Published online Aug 6, 2016. doi: 10.5315/wjh.v5.i3.61
Peer-review started: November 30, 2015
First decision: January 15, 2016
Revised: March 29, 2016
Accepted: April 14, 2016
Article in press: April 18, 2016
Published online: August 6, 2016
The European Clinical Laboratory and Molecular (ECLM) criteria define 10 distinct Willebrand diseases (VWD): recessive type 3, severe 1, 2C and 2N; dominant VWD type 1 secretion/clearance defect, 2A, 2B, 2E, 2M and 2D; and mild type 1 VWD (usually carriers of recessive VWD). Recessive severe 1 and 2C VWD are characterized by secretion and multimerization defects caused by mutations in the D1-D2 domain. Recessive 2N VWD is a mild hemophilia due to D’-FVIII-von Willebrand factor (VWF) binding site mutations. Dominant 2E VWD caused by heterozygous missense mutations in the D3 domain is featured by a secretion-clearance-multimerization VWF defect. Dominant VWD type 2M due to loss of function mutations in the A1 domain is characterized by decreased ristocetin-induced platelet aggregation and VWF:RCo, normal VWF multimers and VWF:CB, a poor response of VWF:RCo and good response of VWF:CB to desmopressin (DDAVP). Dominant VWD type 2A induced by heterozygous mutations in the A2 domain results in hypersensitivity of VWF for proteolysis by ADAMTS13 into VWF degradation products, resulting in loss of large VWF multimers with triplet structure of each individual VWF band. Dominant VWD type 2B due to a gain of function mutation in the A1 domain is featured by spontaneous interaction between platelet glycoprotein Ib (GPIb) and mutated VWF A1 followed by increased proteolysis with loss of large VWF multimers and presence of each VWF band. A new category of dominant VWD type 1 secretion or clearance defect due to mutations in the D3 domain or D4-C1-C5 domains consists of two groups: Those with normal or smeary pattern of VWF multimers.

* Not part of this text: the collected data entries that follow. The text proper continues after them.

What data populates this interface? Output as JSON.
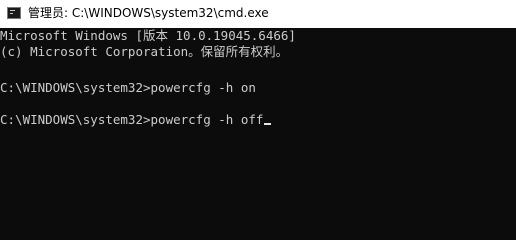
{
  "window": {
    "title": "管理员: C:\\WINDOWS\\system32\\cmd.exe",
    "icon": "cmd-app-icon"
  },
  "console": {
    "lines": [
      "Microsoft Windows [版本 10.0.19045.6466]",
      "(c) Microsoft Corporation。保留所有权利。",
      "",
      "C:\\WINDOWS\\system32>powercfg -h on",
      "",
      "C:\\WINDOWS\\system32>powercfg -h off"
    ]
  },
  "colors": {
    "console_bg": "#0c0c0c",
    "console_fg": "#cccccc",
    "titlebar_bg": "#ffffff"
  }
}
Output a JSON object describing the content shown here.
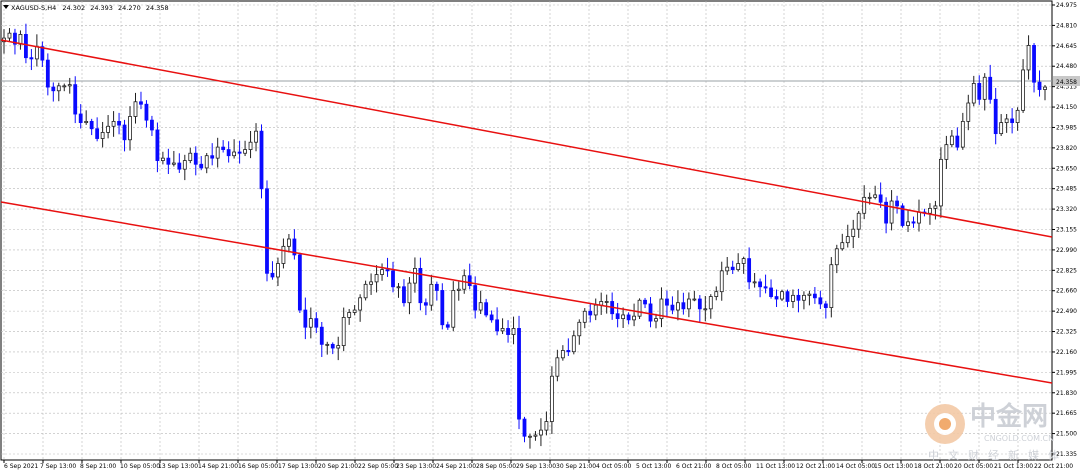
{
  "chart_data": {
    "type": "candlestick",
    "symbol": "XAGUSD-S,H4",
    "header_values": [
      "24.302",
      "24.393",
      "24.270",
      "24.358"
    ],
    "current_price": "24.358",
    "ylim": [
      21.335,
      25.0
    ],
    "y_ticks": [
      "24.975",
      "24.810",
      "24.645",
      "24.480",
      "24.315",
      "24.150",
      "23.985",
      "23.820",
      "23.650",
      "23.485",
      "23.320",
      "23.155",
      "22.990",
      "22.825",
      "22.660",
      "22.490",
      "22.325",
      "22.160",
      "21.995",
      "21.830",
      "21.665",
      "21.500",
      "21.335"
    ],
    "x_ticks": [
      "6 Sep 2021",
      "7 Sep 13:00",
      "8 Sep 21:00",
      "10 Sep 05:00",
      "13 Sep 13:00",
      "14 Sep 21:00",
      "16 Sep 05:00",
      "17 Sep 13:00",
      "20 Sep 21:00",
      "22 Sep 05:00",
      "23 Sep 13:00",
      "24 Sep 21:00",
      "28 Sep 05:00",
      "29 Sep 13:00",
      "30 Sep 21:00",
      "4 Oct 05:00",
      "5 Oct 13:00",
      "6 Oct 21:00",
      "8 Oct 05:00",
      "11 Oct 13:00",
      "12 Oct 21:00",
      "14 Oct 05:00",
      "15 Oct 13:00",
      "18 Oct 21:00",
      "20 Oct 05:00",
      "21 Oct 13:00",
      "22 Oct 21:00"
    ],
    "close": [
      24.73,
      24.77,
      24.68,
      24.76,
      24.57,
      24.56,
      24.66,
      24.55,
      24.33,
      24.3,
      24.34,
      24.34,
      24.35,
      24.11,
      24.04,
      24.05,
      23.99,
      23.91,
      23.96,
      24.01,
      24.05,
      24.02,
      23.9,
      24.09,
      24.21,
      24.19,
      24.06,
      23.98,
      23.73,
      23.75,
      23.7,
      23.71,
      23.66,
      23.73,
      23.79,
      23.7,
      23.67,
      23.77,
      23.75,
      23.84,
      23.82,
      23.77,
      23.8,
      23.79,
      23.82,
      23.88,
      23.97,
      23.5,
      22.81,
      22.78,
      22.89,
      23.03,
      23.09,
      22.96,
      22.51,
      22.37,
      22.44,
      22.37,
      22.23,
      22.23,
      22.2,
      22.22,
      22.45,
      22.49,
      22.51,
      22.61,
      22.72,
      22.74,
      22.8,
      22.84,
      22.83,
      22.7,
      22.7,
      22.57,
      22.73,
      22.85,
      22.57,
      22.55,
      22.72,
      22.67,
      22.39,
      22.37,
      22.67,
      22.68,
      22.79,
      22.71,
      22.51,
      22.57,
      22.47,
      22.43,
      22.34,
      22.36,
      22.31,
      22.36,
      21.62,
      21.48,
      21.48,
      21.49,
      21.53,
      21.6,
      21.97,
      22.12,
      22.18,
      22.17,
      22.3,
      22.41,
      22.5,
      22.47,
      22.55,
      22.58,
      22.58,
      22.48,
      22.44,
      22.47,
      22.43,
      22.46,
      22.59,
      22.56,
      22.42,
      22.44,
      22.6,
      22.55,
      22.51,
      22.57,
      22.52,
      22.6,
      22.6,
      22.52,
      22.52,
      22.62,
      22.66,
      22.83,
      22.86,
      22.84,
      22.89,
      22.93,
      22.74,
      22.74,
      22.7,
      22.69,
      22.62,
      22.6,
      22.66,
      22.58,
      22.63,
      22.59,
      22.63,
      22.64,
      22.61,
      22.56,
      22.53,
      22.88,
      23.01,
      23.06,
      23.11,
      23.17,
      23.3,
      23.43,
      23.43,
      23.45,
      23.39,
      23.22,
      23.4,
      23.36,
      23.2,
      23.23,
      23.22,
      23.31,
      23.3,
      23.34,
      23.36,
      23.74,
      23.86,
      23.93,
      23.84,
      24.05,
      24.2,
      24.36,
      24.23,
      24.41,
      24.23,
      23.95,
      24.04,
      24.07,
      24.04,
      24.14,
      24.47,
      24.67,
      24.37,
      24.31,
      24.33
    ]
  }
}
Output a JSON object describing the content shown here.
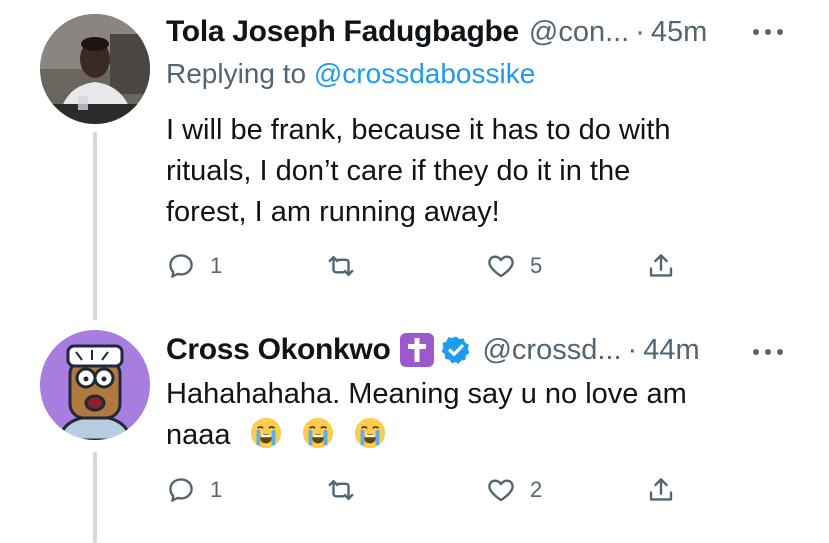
{
  "tweets": [
    {
      "author_name": "Tola Joseph Fadugbagbe",
      "handle": "@con...",
      "separator": "·",
      "time": "45m",
      "replying_label": "Replying to",
      "replying_handle": "@crossdabossike",
      "text_lines": [
        "I will be frank, because it has to do with",
        "rituals, I don’t care if they do it in the",
        "forest, I am running away!"
      ],
      "reply_count": "1",
      "retweet_count": "",
      "like_count": "5",
      "avatar_icon": "profile-photo"
    },
    {
      "author_name": "Cross Okonkwo",
      "badge_icon": "latin-cross-emoji",
      "verified_icon": "verified-badge-icon",
      "handle": "@crossd...",
      "separator": "·",
      "time": "44m",
      "text_line1": "Hahahahaha. Meaning say u no love am",
      "text_line2": "naaa",
      "emojis": [
        "loudly-crying-face",
        "loudly-crying-face",
        "loudly-crying-face"
      ],
      "reply_count": "1",
      "retweet_count": "",
      "like_count": "2",
      "avatar_icon": "cartoon-avatar"
    }
  ],
  "colors": {
    "link": "#1d9bf0",
    "secondary": "#536471",
    "thread_line": "#cfd9de",
    "verified": "#1d9bf0",
    "cross_badge": "#9b59d0",
    "avatar2_bg": "#a77de0"
  }
}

Core tip: The European Clinical Laboratory and Molecular criteria define at least 10 distinct phenotypes of von Willebrand diseases (VWD) that have significant therapeutic implications. High quality von Willebrand factor (VWF) multimeric analysis and responses to desmopressin of FVIII:C and VWF parameters are of critical diagnostic importance to document the contribution of VWF secretion, clearance, proteolysis and multimerization defects to real life phenotyping of each individual VWD patient.